Patient-Reported Comparators
Spearman rank correlation coefficients are reported in . As expected, correlations were positive between PerfOs and PROs measuring directly related constructs (eg, hold and typing tests vs P-mJOA and WHOQOL-Bref) and negative between PerfOs and PROs measuring inversely related constructs (eg, fast tap test vs P-mJOA and WHOQOL-Bref). This was most pronounced in the fast tap, hold, and typing tests.
Correlation magnitudes were, furthermore, highest between PerfOMs and PROMs of neuromuscular function (eg, fast tap test vs P-mJOA≥0.3) and lowest between PerfOMs and PROMs of quality of life (eg, fast tap test vs WHOQOL-Bref<0.3).
This was also in accordance with expectation and was most pronounced in the fast tap, hold, and typing tests.
Correlation magnitudes were notably low (<0.3) in the stand and walk test. This could be due to it being the only multidimensional PerfOM in the battery. Importantly, correlation with the lower limb comparator domain (ie, the P-mJOA MDLE subscore) was the highest, in accordance with expectation.
Risk-of-Bias Assessment
No risk of bias factors from the COSMIN Risk of Bias checklist were recorded (). This was equivalent to a “very good” rating for methodological quality [].
Overall Assessment
Hypotheses and result ratings are also reported in . These are appraised in writing due to the relatively higher weight of some comparators over others.
Overall, 74% (67/90) of correlations for the fast tap, hold, and typing tests were in correspondence with hypotheses (). This provides robust evidence for the validity of these PerfOMs in the assessment of DCM: particularly due to the relatively higher importance of the correlations to the upper limb comparator (ie, the P-mJOA MDUE subscore), which were concordant. For the stand and walk test, 47% (8/17) of the correlations were in correspondence with the hypotheses. This also provides preliminary evidence for the validity of this PerfOM in the assessment of DCM: particularly due to the relatively higher importance of the correlation to the lower limb comparator (ie, the P-mJOA MDLE subscore), which was concordant. Taken together, these data provide “very good” quality evidence for the overall validity of the PerfOMs in the assessment of DCM.
Discussion
Principal Findings
Smartphone apps are increasingly being used to administer clinical outcome measures in medicine. This study used consensus-based standards to assess the validity of an app designed by neurosurgeons and computer scientists from the University of Cambridge. A total of 2 lines of evidence were produced: first, a panel of correlations between the app’s tasks and established clinical comparators, and second, a panel of ratings made in accordance with prespecified hypotheses. The former produced modular evidence of construct validity and the latter a means for its overall appraisal. This type of evidence corresponds to clinical validation under the V3 framework for biometric monitoring technologies and succeeds in laboratory-based verification and analytical validation [].

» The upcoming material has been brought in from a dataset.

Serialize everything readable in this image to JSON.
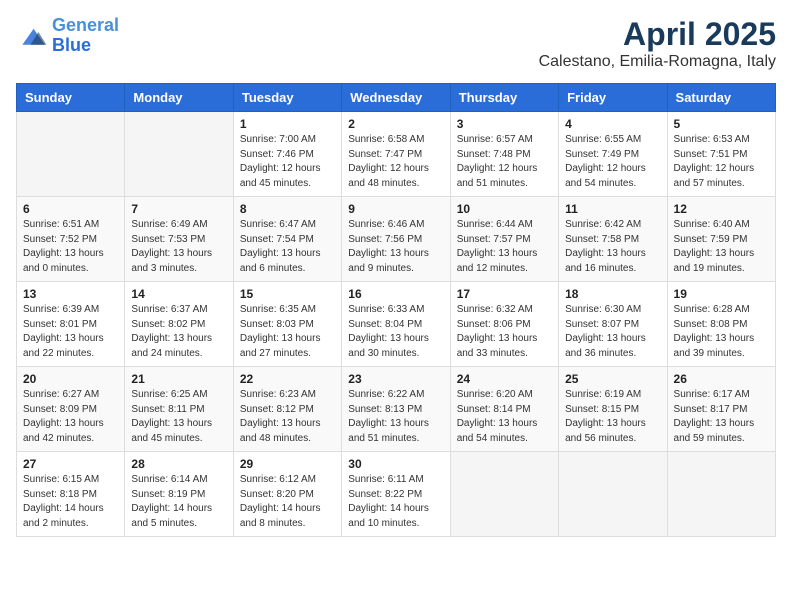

Construct validity uses comparison to other measures to assess validity. Where comparators take different approaches or contain their own limitations, validity should not be defined by traditional correlation thresholds []. This is applicable to DCM, where we are trying to improve disease measurement. For example, we recognize the mJOA score as a gold standard measure of disease severity, but it measures multiple constructs with limited discrimination, particularly of milder diseases. If a new measure has a correlation of 1.0 with an existing measure, it indicates that the 2 instruments are equivalent, which suggests it is unlikely to offer any improvement. For assessing construct validity, it is therefore preferable to explore expected relationships through hypothesis testing. As expected, the direction and magnitude of MoveMed correlations were most convergent between tasks and questionnaires measuring similar constructs than tasks and questionnaires measuring dissimilar constructs (eg, fast tap test vs P-mJOA > fast tap test vs WHOQOL-Bref). This is because neuromuscular tasks should correlate more with neuromuscular constructs than with non-neuromuscular ones (eg, finger dexterity vs upper extremity neuromuscular function > finger dexterity vs quality of life) and because unidimensional tasks should correlate more with other unidimensional measures than with multidimensional ones (eg, unidimensional vs unidimensional>unidimensional vs multidimensional).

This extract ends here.